Are you utilising Microsoft SQL Server Management Studio (SSMS) application for data transformation? Wondering how to build data wrangling pipelines in t-SQL? This post explains on how to convert data in nvarchar
format to date
and decimal
format, as well as pivoting the data from long to wide format.
- Step 1: Convert nvarchar for ‘Date of Rent Collected’ column to date format
- Step 2: Convert nvarchar for ‘Rent Amount’ to decimal
- Step 3: Pivot dataset from long to wide format (gather rows into columns)
Let’s take the dataframe of your database table (in long format) to be the following:
The format of the dataframe are all in nvarchar(100)
. In order to do any calculation based on date and amount $, we will have to convert the format accordingly.
Step 1: Convert nvarchar for ‘Date of Rent Collected’ column to date format
First, we need to set the data into YYYY-MM-DD HH:MM:SS
format then parse nvarchar
to datetime
format.
Notice that there is a record where the date is indicated as #
. We will need to convert such missing record to NULL
.
SELECT
CASE WHEN [Date of Rent Collected] = '#' THEN NULL
ELSE CONVERT(DATETIME, SUBSTRING([Date of Rent Collected], 7, 4) + '-' + SUBSTRING([Date of Rent Collected], 4, 2) + '-' + SUBSTRING([Date of Rent Collected],1, 2)
+ ' ' +
SUBSTRING([Date of Rent Collected], 12, 2) + ':' + SUBSTRING([Date of Rent Collected], 15, 2) + ':' + SUBSTRING([Date of Rent Collected], 18, 2), 120)
END AS [date_rent_collected]
FROM dbo.TAB_Rent_LongFormat
Now, we will be able to order the dataset based on datetime:
SELECT [Project], [date_rent_collected], [Rent Type], [Rent Amount], [Currency]
FROM dbo.TAB_Rent_LongFormat
ORDER BY [date_rent_collected]
The output will look like this:
Next, if we need to sum up the total rent amount collected for each project, we will have to convert nvarchar
amount to decimal
:
Step 2: Convert nvarchar for ‘Rent Amount’ to decimal
The special characters $ and ‘,’ will need to be replaced with ‘’
SELECT CAST(REPLACE(LEFT(
REPLACE(LEFT([Rent Amount], LEN([Rent Amount]) - 3), ',', ''), '$', '')
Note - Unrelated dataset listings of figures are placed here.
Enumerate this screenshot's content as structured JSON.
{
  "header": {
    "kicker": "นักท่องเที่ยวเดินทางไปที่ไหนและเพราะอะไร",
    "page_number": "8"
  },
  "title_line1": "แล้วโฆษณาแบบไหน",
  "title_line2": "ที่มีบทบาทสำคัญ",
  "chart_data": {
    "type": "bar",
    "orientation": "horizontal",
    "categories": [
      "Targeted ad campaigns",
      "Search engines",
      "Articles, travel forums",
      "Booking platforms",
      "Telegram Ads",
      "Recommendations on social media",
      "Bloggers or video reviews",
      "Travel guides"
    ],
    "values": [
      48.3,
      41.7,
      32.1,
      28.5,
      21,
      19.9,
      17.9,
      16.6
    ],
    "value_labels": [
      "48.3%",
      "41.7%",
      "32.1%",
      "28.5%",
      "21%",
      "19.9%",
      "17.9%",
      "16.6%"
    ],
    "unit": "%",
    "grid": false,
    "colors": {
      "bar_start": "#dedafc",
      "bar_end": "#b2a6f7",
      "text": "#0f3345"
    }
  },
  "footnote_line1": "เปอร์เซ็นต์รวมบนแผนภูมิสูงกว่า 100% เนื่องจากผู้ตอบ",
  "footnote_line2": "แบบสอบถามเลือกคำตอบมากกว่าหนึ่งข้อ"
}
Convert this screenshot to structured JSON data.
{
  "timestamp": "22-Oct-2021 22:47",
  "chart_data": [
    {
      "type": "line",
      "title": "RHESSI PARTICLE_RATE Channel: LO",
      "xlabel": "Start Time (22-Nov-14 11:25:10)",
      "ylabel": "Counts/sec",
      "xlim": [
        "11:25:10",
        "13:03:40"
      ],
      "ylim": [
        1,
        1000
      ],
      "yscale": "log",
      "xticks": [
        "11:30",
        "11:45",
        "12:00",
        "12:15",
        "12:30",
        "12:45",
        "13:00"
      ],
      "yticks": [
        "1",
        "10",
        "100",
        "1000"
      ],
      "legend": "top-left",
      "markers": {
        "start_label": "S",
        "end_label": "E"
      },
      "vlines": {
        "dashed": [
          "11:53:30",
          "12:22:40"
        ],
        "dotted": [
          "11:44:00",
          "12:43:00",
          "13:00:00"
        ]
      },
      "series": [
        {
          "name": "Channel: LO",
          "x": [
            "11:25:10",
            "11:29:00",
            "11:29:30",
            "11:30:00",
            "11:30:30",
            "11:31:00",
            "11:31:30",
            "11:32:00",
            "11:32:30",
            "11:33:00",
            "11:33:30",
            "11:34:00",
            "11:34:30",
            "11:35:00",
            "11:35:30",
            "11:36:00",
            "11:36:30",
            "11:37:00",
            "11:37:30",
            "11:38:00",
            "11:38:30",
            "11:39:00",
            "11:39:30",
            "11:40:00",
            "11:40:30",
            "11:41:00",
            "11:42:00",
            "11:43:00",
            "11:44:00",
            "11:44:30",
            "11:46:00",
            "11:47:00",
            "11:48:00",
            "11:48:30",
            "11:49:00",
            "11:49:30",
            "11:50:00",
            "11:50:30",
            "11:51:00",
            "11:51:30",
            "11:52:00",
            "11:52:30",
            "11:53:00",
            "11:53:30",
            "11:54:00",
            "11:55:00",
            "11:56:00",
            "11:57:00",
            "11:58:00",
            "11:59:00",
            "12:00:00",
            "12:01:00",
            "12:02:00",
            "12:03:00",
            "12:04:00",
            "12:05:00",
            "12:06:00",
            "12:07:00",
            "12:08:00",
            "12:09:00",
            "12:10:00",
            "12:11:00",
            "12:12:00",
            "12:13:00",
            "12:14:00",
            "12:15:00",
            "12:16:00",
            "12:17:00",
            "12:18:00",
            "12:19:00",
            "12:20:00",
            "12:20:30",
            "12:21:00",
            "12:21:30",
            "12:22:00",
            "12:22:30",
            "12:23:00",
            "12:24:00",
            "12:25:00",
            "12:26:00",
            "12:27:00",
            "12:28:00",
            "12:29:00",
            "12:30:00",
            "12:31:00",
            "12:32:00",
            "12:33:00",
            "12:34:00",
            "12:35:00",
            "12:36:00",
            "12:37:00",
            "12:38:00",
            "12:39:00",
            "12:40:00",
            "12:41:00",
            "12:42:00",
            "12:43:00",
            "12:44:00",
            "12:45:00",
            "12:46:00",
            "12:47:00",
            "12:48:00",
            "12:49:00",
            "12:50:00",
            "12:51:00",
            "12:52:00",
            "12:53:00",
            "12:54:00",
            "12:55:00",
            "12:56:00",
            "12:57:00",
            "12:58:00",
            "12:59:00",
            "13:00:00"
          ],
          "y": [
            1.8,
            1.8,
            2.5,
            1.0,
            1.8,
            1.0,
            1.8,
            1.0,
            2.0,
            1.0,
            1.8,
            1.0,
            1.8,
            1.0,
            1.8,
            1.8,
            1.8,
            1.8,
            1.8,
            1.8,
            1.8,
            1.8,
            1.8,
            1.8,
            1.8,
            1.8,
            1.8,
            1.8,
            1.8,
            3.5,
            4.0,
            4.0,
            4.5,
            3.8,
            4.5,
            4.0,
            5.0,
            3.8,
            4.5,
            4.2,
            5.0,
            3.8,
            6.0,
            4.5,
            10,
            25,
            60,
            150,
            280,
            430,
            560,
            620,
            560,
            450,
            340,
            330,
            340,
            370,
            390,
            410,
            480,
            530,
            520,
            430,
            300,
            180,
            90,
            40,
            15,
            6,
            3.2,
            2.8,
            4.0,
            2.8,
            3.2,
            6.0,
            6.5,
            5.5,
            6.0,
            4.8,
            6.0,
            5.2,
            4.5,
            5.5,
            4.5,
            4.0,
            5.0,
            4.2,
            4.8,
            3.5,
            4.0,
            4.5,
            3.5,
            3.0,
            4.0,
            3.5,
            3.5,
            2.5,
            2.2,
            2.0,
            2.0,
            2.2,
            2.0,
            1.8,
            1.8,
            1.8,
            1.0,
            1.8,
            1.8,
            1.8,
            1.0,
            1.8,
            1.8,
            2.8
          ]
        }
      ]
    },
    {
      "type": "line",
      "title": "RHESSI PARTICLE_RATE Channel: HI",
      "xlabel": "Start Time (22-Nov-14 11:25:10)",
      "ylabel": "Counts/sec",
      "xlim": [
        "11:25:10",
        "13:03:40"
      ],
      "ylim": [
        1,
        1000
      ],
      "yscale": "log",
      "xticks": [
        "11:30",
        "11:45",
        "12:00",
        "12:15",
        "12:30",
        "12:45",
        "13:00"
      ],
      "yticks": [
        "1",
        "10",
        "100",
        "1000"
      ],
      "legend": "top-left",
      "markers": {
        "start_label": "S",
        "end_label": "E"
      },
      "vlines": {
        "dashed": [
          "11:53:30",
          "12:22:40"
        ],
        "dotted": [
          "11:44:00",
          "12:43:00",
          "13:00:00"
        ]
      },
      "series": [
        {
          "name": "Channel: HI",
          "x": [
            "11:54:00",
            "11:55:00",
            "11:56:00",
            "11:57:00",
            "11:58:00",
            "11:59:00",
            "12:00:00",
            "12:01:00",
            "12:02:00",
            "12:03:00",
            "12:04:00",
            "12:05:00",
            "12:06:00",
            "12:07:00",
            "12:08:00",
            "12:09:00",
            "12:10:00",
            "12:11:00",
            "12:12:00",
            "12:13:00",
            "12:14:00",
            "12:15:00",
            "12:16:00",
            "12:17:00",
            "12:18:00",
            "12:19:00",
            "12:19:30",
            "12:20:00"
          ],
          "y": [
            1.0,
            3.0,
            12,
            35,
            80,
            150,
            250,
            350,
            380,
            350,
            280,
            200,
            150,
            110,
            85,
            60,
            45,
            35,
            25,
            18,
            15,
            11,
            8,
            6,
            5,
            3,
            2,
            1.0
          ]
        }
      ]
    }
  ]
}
AS decimal(18, 2)) AS [Rent Amount]
FROM dbo.TAB_Rent_LongFormat
Step 3: Pivot dataset from long to wide format (gather rows into columns)
SELECT [Project], [date_rent_collected], [Currency],
p.[Furniture & Fittings] AS [FF]
p.[Area] AS [Area]
p.[Service] AS [Service]
p.[Maintenance Charge] AS [MC]
FROM
( SELECT [Project], [date_rent_collected], [Rent Type], [Rent Amount] [Currency],
FROM dbo.TAB_Rent_LongFormat ) t
PIVOT
( SUM([Rent Amount])
FOR [Rent Type] IN ([Furniture & Fittings],[Area],[Service],[Maintenance Charge])
) as p
There you go, a clean dataframe in wide format!